# Gonna be harder to get ammo !



## Bulldawg (Dec 3, 2007)

http://http://www.arizonadailyindependent.com/2013/11/03/last-primary-american-lead-smelter-closing/

Its only going to get tougher now guys !


----------



## supercanoe (Jun 12, 2006)

I can't open the page. What is it about?


----------



## garhtr (Jan 12, 2009)

http://www.arizonadailyindependent.com/2013/11/03/last-primary-american-lead-smelter-closing/ I think this might work. EPA--- Evil or Good ?


----------



## Sharp Charge (Jun 24, 2009)

Not really. I read something recently that none of the bullet makers use primary lead, they all use recycled lead. Most of the recycled stuff comes from old car batteries. I'll see if I can find the link and repost it.

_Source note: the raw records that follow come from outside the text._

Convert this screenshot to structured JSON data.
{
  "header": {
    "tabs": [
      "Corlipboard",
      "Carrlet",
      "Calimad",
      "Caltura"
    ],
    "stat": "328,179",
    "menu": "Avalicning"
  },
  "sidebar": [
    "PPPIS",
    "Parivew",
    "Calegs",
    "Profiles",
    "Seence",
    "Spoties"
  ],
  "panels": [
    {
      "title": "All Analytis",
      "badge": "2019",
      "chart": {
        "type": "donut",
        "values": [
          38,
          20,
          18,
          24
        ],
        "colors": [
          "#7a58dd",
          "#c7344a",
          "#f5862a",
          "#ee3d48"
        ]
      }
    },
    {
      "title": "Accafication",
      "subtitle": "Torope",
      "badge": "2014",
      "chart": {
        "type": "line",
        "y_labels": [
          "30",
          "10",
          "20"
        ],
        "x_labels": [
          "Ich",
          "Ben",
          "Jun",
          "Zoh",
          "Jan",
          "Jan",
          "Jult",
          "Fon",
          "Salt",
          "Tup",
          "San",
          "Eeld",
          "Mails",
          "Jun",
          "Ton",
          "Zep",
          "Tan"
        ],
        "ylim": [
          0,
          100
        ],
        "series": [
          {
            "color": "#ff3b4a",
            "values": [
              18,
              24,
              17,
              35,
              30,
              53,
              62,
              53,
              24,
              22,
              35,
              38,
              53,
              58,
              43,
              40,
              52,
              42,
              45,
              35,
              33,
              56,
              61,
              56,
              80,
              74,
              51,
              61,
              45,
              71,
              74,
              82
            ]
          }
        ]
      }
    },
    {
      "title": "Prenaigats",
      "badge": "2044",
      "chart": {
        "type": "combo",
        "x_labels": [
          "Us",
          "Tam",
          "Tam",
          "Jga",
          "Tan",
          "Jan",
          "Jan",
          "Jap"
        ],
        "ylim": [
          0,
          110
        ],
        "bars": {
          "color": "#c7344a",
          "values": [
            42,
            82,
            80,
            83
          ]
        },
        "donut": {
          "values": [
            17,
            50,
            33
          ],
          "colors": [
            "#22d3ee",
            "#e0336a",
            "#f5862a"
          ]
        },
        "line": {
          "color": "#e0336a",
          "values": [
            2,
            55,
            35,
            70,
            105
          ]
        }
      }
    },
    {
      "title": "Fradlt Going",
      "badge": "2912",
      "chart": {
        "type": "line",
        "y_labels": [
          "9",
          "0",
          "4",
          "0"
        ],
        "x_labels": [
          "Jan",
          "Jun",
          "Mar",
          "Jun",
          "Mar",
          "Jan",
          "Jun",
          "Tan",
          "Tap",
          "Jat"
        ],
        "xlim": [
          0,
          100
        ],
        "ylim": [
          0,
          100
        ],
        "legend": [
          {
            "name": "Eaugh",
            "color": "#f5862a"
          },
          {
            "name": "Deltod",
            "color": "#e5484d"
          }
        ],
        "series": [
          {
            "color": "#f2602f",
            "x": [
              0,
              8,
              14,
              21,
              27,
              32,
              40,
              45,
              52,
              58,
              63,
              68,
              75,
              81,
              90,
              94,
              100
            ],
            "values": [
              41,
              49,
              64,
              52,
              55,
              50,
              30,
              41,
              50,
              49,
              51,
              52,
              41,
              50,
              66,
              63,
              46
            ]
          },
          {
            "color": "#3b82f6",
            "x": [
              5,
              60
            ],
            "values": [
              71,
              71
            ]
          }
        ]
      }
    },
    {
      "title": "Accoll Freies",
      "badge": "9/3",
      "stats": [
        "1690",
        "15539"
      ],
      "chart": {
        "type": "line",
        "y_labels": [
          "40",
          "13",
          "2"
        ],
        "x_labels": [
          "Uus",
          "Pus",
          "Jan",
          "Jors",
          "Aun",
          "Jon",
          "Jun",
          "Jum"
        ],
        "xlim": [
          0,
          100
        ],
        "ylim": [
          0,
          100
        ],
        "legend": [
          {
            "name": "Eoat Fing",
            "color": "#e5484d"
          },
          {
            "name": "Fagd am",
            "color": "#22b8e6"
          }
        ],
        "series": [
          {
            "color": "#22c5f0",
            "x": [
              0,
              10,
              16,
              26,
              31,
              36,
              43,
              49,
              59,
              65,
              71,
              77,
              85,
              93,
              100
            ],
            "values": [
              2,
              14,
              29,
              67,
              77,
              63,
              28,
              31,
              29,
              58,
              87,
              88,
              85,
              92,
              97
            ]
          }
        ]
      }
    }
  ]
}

Edit: found it. http://www.washingtontimes.com/news...ter-closing-will-not-affect-ammunit/?page=all


----------



## JimmyMac (Feb 18, 2011)

It doesn't really effect anything.


----------



## joebertin (Mar 26, 2010)

Any change in supply will have some kind of impact:

http://www.shoshonenewspress.com/columns/article_0ed28fe4-52e6-11e3-8475-0019bb2963f4.html


----------